The tournament was far from over. Skyline High School’s robotics club still had six more qualifying rounds at the FIRST Robotics Competition. With almost 100 teams, some international, it’s one of the biggest in the nation. They competed at the CenturyLink Event Center March 22-24.
The challenge was to design robots that can shoot hoops and balance on a teeter-totter type bridge. Each round is only a few minutes, and six robots at a time compete for the balls and the bridges.
Skyline’s robotics program is in its fourth year. Students pushed hard to keep the program alive this year. They had to find a teacher willing to oversee the club and engineers to mentor them.
“It was too great an opportunity to mess up,” said team captain Michael Lee. “It teaches us a tremendous amount of engineering.”
Boeing put up the $5,000 entry fee, and the Issaquah Schools Foundations provided about $6,000 for materials, which was still a few grand short of the cost.
During the second round, Talbot watches the robot sit motionless, while others compete around it. Their quick fix didn’t work.
After the round, the team rushes to a work station and begins unscrewing parts. A botched wiring job burned out two motors.
Colin Miller, a Microsoft employee who teaches one class at the high school, watched about 15 students swarm the bot, saying, “It’s like the pit crew of Nascar.”
When the students started designing the robot a few months ago, they didn’t know how to draft a design or order parts. They had never taken shop class and couldn’t even use a hack saw, said mentor Dave Levin.
By the fourth round, the students had fixed and tested their bot. It could move and shoot hoops, although its arm for lowering bridges would never work.
At the ring of another buzzer, the Spartabots miss their first shot, then the second flies over the backboard. They still don’t have any points.
Talbot scrambles to get another ball as time melts off the clock. Teams start balancing on the bridges, a sign the round is almost over, when he makes one last attempt at a basket – and makes a two point score.
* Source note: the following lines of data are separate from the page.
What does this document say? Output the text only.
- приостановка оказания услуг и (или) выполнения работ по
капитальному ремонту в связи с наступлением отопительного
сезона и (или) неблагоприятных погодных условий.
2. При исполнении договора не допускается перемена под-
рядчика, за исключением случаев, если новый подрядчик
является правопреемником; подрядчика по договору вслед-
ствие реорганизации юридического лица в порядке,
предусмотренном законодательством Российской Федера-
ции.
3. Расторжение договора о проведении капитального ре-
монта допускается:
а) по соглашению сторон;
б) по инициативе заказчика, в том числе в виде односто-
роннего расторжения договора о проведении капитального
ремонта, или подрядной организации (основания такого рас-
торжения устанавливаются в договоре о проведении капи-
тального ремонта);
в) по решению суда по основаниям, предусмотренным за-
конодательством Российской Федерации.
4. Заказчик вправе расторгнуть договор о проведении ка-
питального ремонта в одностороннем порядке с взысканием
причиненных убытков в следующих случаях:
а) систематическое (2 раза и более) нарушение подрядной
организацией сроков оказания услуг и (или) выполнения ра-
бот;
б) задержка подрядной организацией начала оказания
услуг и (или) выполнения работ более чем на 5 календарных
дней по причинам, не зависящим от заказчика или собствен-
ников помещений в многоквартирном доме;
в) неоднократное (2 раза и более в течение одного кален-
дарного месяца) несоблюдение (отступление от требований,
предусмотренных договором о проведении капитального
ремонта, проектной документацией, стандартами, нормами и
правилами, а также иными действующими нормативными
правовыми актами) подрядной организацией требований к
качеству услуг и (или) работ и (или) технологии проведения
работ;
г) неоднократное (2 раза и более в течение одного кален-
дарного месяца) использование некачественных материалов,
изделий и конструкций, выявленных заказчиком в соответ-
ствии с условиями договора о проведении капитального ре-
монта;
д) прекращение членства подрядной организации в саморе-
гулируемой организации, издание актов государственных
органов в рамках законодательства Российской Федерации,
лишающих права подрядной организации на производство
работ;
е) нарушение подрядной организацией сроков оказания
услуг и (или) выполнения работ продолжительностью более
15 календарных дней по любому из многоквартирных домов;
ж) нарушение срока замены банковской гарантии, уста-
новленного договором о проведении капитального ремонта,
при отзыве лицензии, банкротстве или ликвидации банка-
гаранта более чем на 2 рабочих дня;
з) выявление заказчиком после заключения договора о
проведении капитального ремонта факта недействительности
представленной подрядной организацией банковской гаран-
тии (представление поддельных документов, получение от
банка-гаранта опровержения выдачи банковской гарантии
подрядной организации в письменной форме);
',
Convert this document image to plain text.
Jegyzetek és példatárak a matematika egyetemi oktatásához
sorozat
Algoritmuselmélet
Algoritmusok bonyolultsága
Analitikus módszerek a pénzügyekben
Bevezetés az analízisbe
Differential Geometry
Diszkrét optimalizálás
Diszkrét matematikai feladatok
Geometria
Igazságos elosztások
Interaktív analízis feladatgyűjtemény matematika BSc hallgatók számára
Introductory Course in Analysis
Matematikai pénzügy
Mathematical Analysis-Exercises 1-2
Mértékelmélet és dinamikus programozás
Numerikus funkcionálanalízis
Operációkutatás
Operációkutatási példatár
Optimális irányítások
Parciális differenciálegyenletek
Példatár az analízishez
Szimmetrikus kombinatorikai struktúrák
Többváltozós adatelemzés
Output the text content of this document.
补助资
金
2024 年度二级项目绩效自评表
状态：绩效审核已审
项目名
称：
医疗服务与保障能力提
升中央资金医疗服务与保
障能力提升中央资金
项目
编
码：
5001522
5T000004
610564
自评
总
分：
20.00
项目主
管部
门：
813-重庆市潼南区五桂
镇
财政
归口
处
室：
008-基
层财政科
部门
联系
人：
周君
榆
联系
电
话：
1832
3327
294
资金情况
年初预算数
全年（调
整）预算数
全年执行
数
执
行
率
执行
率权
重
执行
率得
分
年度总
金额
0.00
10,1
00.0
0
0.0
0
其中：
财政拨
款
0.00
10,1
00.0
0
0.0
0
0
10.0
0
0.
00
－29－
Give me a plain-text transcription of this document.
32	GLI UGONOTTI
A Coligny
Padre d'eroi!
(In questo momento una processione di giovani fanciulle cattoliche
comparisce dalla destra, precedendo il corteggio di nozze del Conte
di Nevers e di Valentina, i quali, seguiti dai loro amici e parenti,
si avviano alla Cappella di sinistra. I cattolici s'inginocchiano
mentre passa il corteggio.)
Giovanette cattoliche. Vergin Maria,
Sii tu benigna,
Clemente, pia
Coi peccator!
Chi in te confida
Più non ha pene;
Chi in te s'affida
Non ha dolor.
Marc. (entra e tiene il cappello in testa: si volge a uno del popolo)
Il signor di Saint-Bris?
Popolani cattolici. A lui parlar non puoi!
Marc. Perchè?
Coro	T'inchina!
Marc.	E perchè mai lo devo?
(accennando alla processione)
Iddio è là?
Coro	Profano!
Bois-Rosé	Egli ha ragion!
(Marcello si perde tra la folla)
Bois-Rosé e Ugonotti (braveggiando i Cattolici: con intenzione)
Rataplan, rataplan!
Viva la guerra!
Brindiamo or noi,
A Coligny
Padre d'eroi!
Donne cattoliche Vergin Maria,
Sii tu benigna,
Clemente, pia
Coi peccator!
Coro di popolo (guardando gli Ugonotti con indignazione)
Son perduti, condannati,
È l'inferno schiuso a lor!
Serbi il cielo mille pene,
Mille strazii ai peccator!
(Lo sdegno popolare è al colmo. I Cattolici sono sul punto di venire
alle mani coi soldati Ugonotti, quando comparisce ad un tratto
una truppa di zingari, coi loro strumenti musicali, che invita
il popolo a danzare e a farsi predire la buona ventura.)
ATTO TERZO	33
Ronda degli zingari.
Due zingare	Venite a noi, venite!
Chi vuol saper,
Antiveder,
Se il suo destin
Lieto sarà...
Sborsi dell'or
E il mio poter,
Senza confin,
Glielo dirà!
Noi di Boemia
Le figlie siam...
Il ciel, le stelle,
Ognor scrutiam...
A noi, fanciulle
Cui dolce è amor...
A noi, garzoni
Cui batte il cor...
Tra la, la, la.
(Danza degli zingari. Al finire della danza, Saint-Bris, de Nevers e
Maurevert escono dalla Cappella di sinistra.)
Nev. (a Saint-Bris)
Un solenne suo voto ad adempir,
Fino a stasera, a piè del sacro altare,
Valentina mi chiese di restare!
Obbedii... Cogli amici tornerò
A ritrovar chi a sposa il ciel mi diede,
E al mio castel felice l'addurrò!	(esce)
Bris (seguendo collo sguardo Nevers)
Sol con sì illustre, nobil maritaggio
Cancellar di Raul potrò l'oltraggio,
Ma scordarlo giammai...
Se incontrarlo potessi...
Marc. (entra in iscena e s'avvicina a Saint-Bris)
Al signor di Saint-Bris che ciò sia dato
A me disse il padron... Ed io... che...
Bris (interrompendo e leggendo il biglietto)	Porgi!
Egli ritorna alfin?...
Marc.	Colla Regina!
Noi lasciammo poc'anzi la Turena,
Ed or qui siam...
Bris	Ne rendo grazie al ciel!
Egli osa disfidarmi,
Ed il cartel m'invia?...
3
The team jumps in excitement.
Although they ranked near the bottom at the end of the weekend, that moment came with a great sense of accomplishment.
“It was pretty awesome,” Talbot said, “getting (the robot) to do what we wanted.”

Michael Lee makes last minute adjustments to his robot before a competition March 23.

Students competed in two arenas at the FIRST Robotics Competition March 23. Skyline, Issaquah and Liberty high schools each sent teams.

From the left, Daniel Wilson, Arjun Narayanan, Bhavya Chhabra and Blake Talbot roll their bot from the competition arena March 23.